On October 31, 1517, a Roman Catholic monk named Martin Luther nailed 95 theses to the Castle Church door in Wittenberg, Germany with the intention of provoking a conversation and protesting the abuses and corruptions of the Medieval Catholic Church. This was reform, not revolt. That action sparked the most important reformation in the last 2,000 years of church history.
The protest spread like wildfire throughout Europe and England, against fierce opposition. Though it involved political, social, and intellectual factors, the Protestant Reformation was profoundly and definitively theological. And though the primary ‘Reformers’ each had many flaws as they struggled toward biblical assurance and faith, they laid the path for the recovery of the biblical gospel.
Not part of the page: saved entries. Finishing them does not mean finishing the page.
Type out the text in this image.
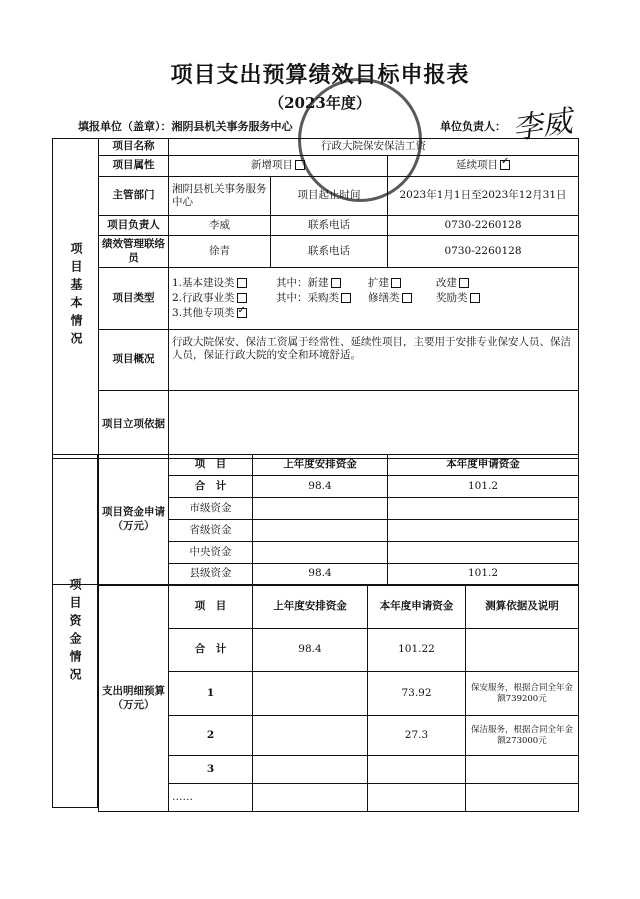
项目支出预算绩效目标申报表
（2023年度）
填报单位（盖章）：湘阴县机关事务服务中心	单位负责人： 李威
项目基本情况	项目名称	行政大院保安保洁工资		
	项目属性	新增项目		延续项目✓
	主管部门	湘阴县机关事务服务中心	项目起止时间	2023年1月1日至2023年12月31日
	项目负责人	李威	联系电话	0730-2260128
	绩效管理联络员	徐青	联系电话	0730-2260128
	项目类型	1.基本建设类 其中：新建 扩建 改建
2.行政事业类 其中：采购类 修缮类 奖励类
3.其他专项类✓

	项目概况	行政大院保安、保洁工资属于经常性、延续性项目，主要用于安排专业保安人员、保洁人员，保证行政大院的安全和环境舒适。		
	项目立项依据			
	项目资金申请（万元）	项　目	上年度安排资金	本年度申请资金
		合　计	98.4	101.2
		市级资金		
		省级资金		
		中央资金		
		县级资金	98.4	101.2
项目资金情况
支出明细预算（万元）	项　目	上年度安排资金	本年度申请资金	测算依据及说明
	合　计	98.4	101.22	
	1		73.92	保安服务，根据合同全年金额739200元
	2		27.3	保洁服务，根据合同全年金额273000元
	3			
	……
The great issue was the nature of the gospel. How can we be right with God: what does it mean to be justified by faith? The gospel not only announces what Christ has done but how the benefits of his word are made real in the lives of individuals and the church. Over time, the contribution of the reformation has been summarized with five interconnected statements, often called "The 5 Solas" (because sola is the latin word for "alone").
• Grace alone (Sola gratia) — how can a person be right with God?
• Christ alone (Solus Christus) — how does this grace come to us?
• Scripture alone (Sola Scriptura) — how do we find the real Christ?
• Faith alone (Sola fide) — what is our part in response to Christ
• Glory alone (Soli Deo gloria) — all our salvation comes from God and is for his glory.
So what does all this mean for us? This is not arcane history. As this year is the 500th anniversary of the reformation, we want to rediscover and revive these treasures and beg God to revive us again.